Ghanaian youth-led advocacy group

Green Africa Youth Organization (GAYO) is a youth-led advocacy group based in Ghana. It was founded in 2014 by Joshua Amponsem and Desmond Alugnoa. The group focuses on environmental sustainability and community improvement. GAYO aims is to inspire young people to participate in climate activism and foster climate leadership in Ghana. GAYO also provides environmental blogs. GAYO established the first Youth Climate Council in Africa to provide climate skills to young people when it launched the council in 2021 in Ghana.

== Founders ==
Joshua Amponsem is a Ghanaian climate activist and the Climate Lead at the UN Secretary General’s Youth Envoy office.
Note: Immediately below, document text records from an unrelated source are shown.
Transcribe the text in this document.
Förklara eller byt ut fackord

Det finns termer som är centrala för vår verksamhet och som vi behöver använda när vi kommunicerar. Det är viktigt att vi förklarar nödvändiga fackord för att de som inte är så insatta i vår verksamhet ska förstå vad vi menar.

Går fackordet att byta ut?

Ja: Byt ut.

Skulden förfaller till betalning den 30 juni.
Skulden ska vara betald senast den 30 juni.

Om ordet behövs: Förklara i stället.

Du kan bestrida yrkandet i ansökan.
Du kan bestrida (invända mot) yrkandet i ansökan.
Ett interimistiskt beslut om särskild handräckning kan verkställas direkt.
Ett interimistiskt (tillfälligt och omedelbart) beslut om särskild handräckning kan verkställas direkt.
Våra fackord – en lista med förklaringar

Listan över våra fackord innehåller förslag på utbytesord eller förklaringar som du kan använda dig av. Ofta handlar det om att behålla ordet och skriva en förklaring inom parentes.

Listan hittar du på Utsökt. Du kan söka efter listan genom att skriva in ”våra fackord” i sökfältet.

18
Since a young age, he has been assisting climate-affected communities in Ghana. Being an advisor to the UN Youth Envoy’s office, he facilitated the first UN Youth Climate Summit. Joshua was one of the speakers at the World Economic Forum’s Annual Meeting in Davos in 2022.

Desmond Alugnoa was a farmer in northern Ghana. His work started in 2012 with an emphasis on environmental preservation, climate adaptation, and community development.

== Projects and Initiatives ==

=== Sustainable Community Project ===
GAYO’s sustainable community project is a community-based waste management project in the South district of Ghana. The project includes members-led activities such as composting, recycling arts, and producing charcoal briquettes from agricultural waste.

The project aims to create a zero-waste model for African rural-urban areas.

The project has achieved significant results within the short period of its initiation. The project also procured safe water to over 100 women within the Kandiga-Kurugu rural population.

=== Zero Waste Strategy ===
GAYO has been working with La Dade Kotopon Municipal Assembly (LaDMA) to implement Zero Waste Accra Project to promote zero waste practices across municipalities.

=== Sustainable Sanitary Products & Period Poverty ===
GAYO partnered with PeriodLink for the menstrual justice movement. Both youth-supported organizations raised funds to train women in Northern Ghana to build better careers. The project educated teachers and pupils on menstrual health and period poverty across the upper-east region of northern Ghana.

=== Campus Eco Clubs ===
GAYO initiated campus echo clubs in Ghanaian universities to educate youth on environmental problems. Some of the participating universities were the University of Cape Coast (UCC), the University of Ghana (LEGON), the University of Developmental Studies (UDS), and Kwame Nkrumah University of Science and Technology (KNUST). The GAYO eco clubs called for drastic action on plastic waste as a part of the Zero Waste Strategy.